For many fans of the Alien franchise, Prometheus was a much-welcome examination into the origins of the infamous Xenomorphs. Their presence in the various installments was always something of a curiosity — where did they come from and how did one get aboard the spaceship Nostromo? But Prometheus rewinds the clock to a point before these acid-bleeding, mouth-jousting creatures ran rampant, using purposeful moments, like ancient holographic recordings and David's exploration through the cavernous weapons' hold, to explore new territory not seen before in the Alien canon and answer questions fans have been asking for decades.

After four Alien movies and a handful of spinoffs it's finally clear how the Xenomorphs came to be: They were biological weapons created by the Prometheans.

A sci-fi, not a space documentary

It's far too easy for science-fiction films to focus on explaining the technical aspects — how does one travel faster than light, how do hibernation pods work, what type of technology is used to power the ships — but, more often than not, that detracts from the overall cinematic experience and can lead to confusing and muddled plots. (We're looking at you, Source Code.)

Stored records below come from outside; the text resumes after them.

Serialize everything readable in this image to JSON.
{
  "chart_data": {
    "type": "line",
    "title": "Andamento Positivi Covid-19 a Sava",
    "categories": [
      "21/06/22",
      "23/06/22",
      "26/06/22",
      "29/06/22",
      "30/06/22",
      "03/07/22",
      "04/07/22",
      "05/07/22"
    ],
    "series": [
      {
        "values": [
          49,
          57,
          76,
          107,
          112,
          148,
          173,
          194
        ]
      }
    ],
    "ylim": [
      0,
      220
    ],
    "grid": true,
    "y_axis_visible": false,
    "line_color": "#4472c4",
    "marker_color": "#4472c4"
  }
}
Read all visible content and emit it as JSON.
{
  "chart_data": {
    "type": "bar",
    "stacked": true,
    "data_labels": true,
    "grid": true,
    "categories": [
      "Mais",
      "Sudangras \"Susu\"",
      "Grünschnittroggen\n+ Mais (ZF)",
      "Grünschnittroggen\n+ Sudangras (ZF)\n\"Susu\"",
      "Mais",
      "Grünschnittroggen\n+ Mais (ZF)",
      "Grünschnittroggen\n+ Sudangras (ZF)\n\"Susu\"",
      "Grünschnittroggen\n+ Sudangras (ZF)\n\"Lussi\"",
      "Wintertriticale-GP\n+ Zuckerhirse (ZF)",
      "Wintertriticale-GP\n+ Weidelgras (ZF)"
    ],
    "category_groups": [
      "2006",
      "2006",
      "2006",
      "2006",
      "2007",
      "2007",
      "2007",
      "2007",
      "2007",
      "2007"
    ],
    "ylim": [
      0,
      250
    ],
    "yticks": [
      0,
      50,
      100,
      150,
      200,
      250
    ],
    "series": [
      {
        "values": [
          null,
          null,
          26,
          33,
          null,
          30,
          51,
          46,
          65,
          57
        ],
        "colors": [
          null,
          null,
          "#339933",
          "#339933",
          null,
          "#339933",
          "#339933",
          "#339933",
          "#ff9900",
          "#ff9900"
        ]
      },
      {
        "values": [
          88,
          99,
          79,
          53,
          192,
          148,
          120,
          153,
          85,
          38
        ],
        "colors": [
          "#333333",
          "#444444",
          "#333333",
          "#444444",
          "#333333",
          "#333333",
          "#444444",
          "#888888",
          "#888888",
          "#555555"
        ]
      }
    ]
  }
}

Thankfully, Prometheus doesn't burden itself with laying out the science behind the fiction. Instead of explaining technicalities and mechanics, Scott simply gives audiences a captivating plot that focuses on visuals and storytelling — moments like the Prometheus' massive, blue thrusters kicking up towering plumes of dust as it first sets down on LV-223, Holloway tearing apart the crew after being transformed by an alien contagion, David waking an ancient, malevolent Promethean from its hypersleep chamber and an injured, terrified Shaw sprinting across the planet's surface as the alien spaceship takes to the sky, then comes crashing back down moments later. At its roots, the Alien franchise has always been about mood and atmosphere, not plot machinations, and Prometheus continues with that tradition in fine form.

Fin

It would be easy to continue this list, exhaustively spelling out each and every point that makes Prometheus an intoxicating and underrated science-fiction film, one that poses deep philosophical and religious questions about the origins of humankind and the meaning of life, while also exploring the potential horrors of deep space exploration. But like any good space traveller, we must ration our resources.

Big things do indeed have small beginnings, as David so poignantly notes. The line is just one of many the android borrows from Lawrence of Arabia, but this one seems particularly fitting of Prometheus. Alien debuted in 1979 as a comparatively low-budgeted science-fiction flick that grew to become a mainstay in the genre, spawning a flurry of successful sequels and offshoots that ultimately led up to Prometheus  a movie that gamely embodies that quote, and, in many respects, represents the pinnacle of the Alien franchise.